L’impossible évasion
Pièce en un acte de Tennessee Williams écrite en 1944, The glass menagerie, puise sa force dans un soubassement autobiographique. L’auteur parlait de « memory play ». Tom, le narrateur, double du dramaturge, fait revivre l’appartement confiné de Saint-Louis qu’il habitait avec sa mère et sa soeur malade. Leur présence hante encore sa mémoire. Recréation par le souvenir de ce qui a été et n’est plus, la pièce offre une large place à la culpabilité.

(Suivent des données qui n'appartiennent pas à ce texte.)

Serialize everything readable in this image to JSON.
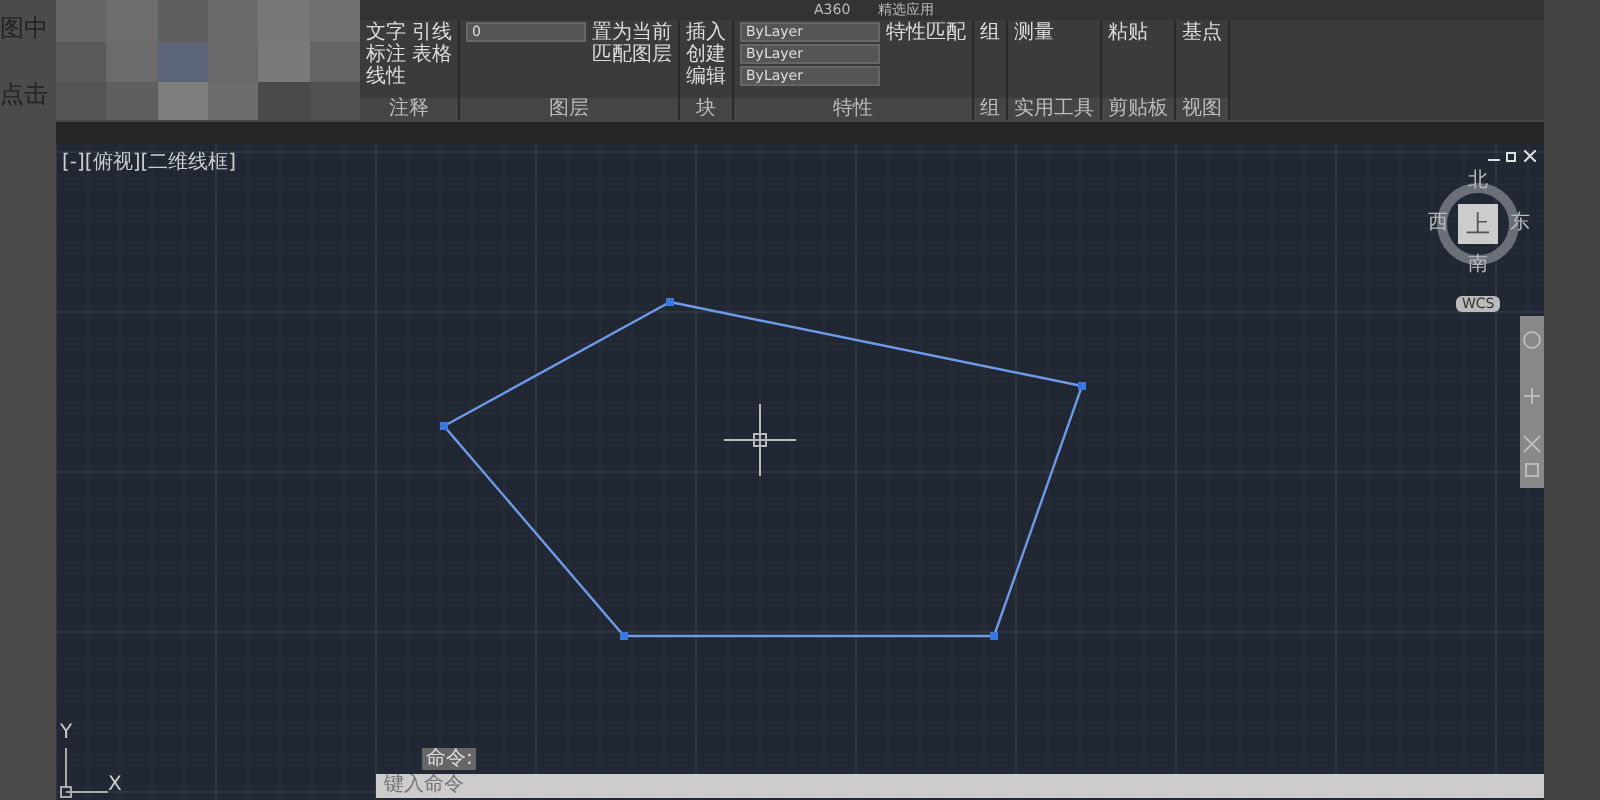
{
  "background_document": {
    "lines": [
      "图中",
      "点击"
    ]
  },
  "ribbon_tabs": [
    {
      "label": "A360",
      "selected": false
    },
    {
      "label": "精选应用",
      "selected": false
    }
  ],
  "ribbon_panels": [
    {
      "title": "注释",
      "tools": [
        "文字",
        "标注",
        "线性",
        "引线",
        "表格"
      ]
    },
    {
      "title": "图层",
      "layer": "0",
      "tools": [
        "置为当前",
        "匹配图层"
      ]
    },
    {
      "title": "块",
      "tools": [
        "插入",
        "创建",
        "编辑"
      ]
    },
    {
      "title": "特性",
      "tools": [
        "特性匹配"
      ],
      "dropdowns": [
        "ByLayer",
        "ByLayer",
        "ByLayer"
      ]
    },
    {
      "title": "组",
      "tools": [
        "组"
      ]
    },
    {
      "title": "实用工具",
      "tools": [
        "测量"
      ]
    },
    {
      "title": "剪贴板",
      "tools": [
        "粘贴"
      ]
    },
    {
      "title": "视图",
      "tools": [
        "基点"
      ]
    }
  ],
  "viewport": {
    "label": "[-][俯视][二维线框]"
  },
  "viewcube": {
    "face": "上",
    "north": "北",
    "south": "南",
    "east": "东",
    "west": "西",
    "ucs": "WCS"
  },
  "ucs_icon": {
    "x": "X",
    "y": "Y"
  },
  "command_line": {
    "tooltip": "命令:",
    "placeholder": "键入命令"
  }
}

Abandonnés par le père, le trio vivote et chacun se réfugie dans un espace intérieur protecteur. La mère, Amanda, ne cesse d’évoquer le Sud de sa jeunesse. Laura, la soeur « infirme », d’une timidité maladive, s’extrait de la réalité par la musique et l’entretien de sa collection de bibelots en verre, sa petite « ménagerie ». Quant au frère, Tom, il essaie de fuir l’atmosphère étouffante de l’appartement, la nuit, en allant » au cinéma » ou en traînant dans les rues à la recherche d’une aventure. Mais, l’évasion est impossible. Les personnages, enfermés dans leur histoire, ne peuvent que la ressasser.
Un décor trop appuyé
Cet enfermement intérieur, Ivo van Hove le donne à voir de façon explicite par le décor. Semblable à une boite spongieuse dont les couleurs et l’aspect évoquent le liège, il emprisonne les personnages dans un univers oppressant. Aucune ouverture vers l’extérieur n’est possible. Seul un escalier étroit permet de quitter l’habitat pour gagner la hauteur de la rue.
Le but du décor n’est pas de séduire – de fait, il est même repoussant – Au tout début, d’ailleurs, on se plaît à se remémorer celui qui accompagnait La Ménagerie de verre, mise en scène par Daniel Jeanneteau, au Théâtre de Gennevilliers. Cependant le décor fait sens. Mais, peut-être, de façon trop appuyée. Les murs recouverts de visages esquissés, ceux du père, la grande pièce sans meubles, en sous-sol, dont les coins n’offrent nulle échappatoire, tout évoque le paysage mental perturbé du narrateur. Tom, comme le magicien qu’il a vu en attraction au cinéma, aimerait sortir du cercueil qu’il habite, sans dommage. La lourdeur du décor témoigne de l’ambiance mortifère de l’appartement comme de l’impossibilité à s’en détacher sans souffrance.
Une mise en scène chorégraphiée
Ivo van Hove opte pour une rythmique visuelle forte. Les événements sont ponctués par la descente du rideau d’avant-scène. Ce choix, déroutant au début, interdit que le charme puisse opérer. Ce clap, quasi cinématographique, maintient le spectateur à distance. Il s’agit de la vision de Tom. Comme une paupière qui se ferme et s’ouvre, le rideau fragmente le souvenir pour le restituer par le prisme d’une douleur toujours présente. Au fil de la pièce, ces ruptures temporelles sont atténuées par la présence de musiques. Ces passerelles sonores souvent anachroniques ( par exemple, « L’Aigle noir » chanté par Barbara ) créent alors du lien et de la douceur.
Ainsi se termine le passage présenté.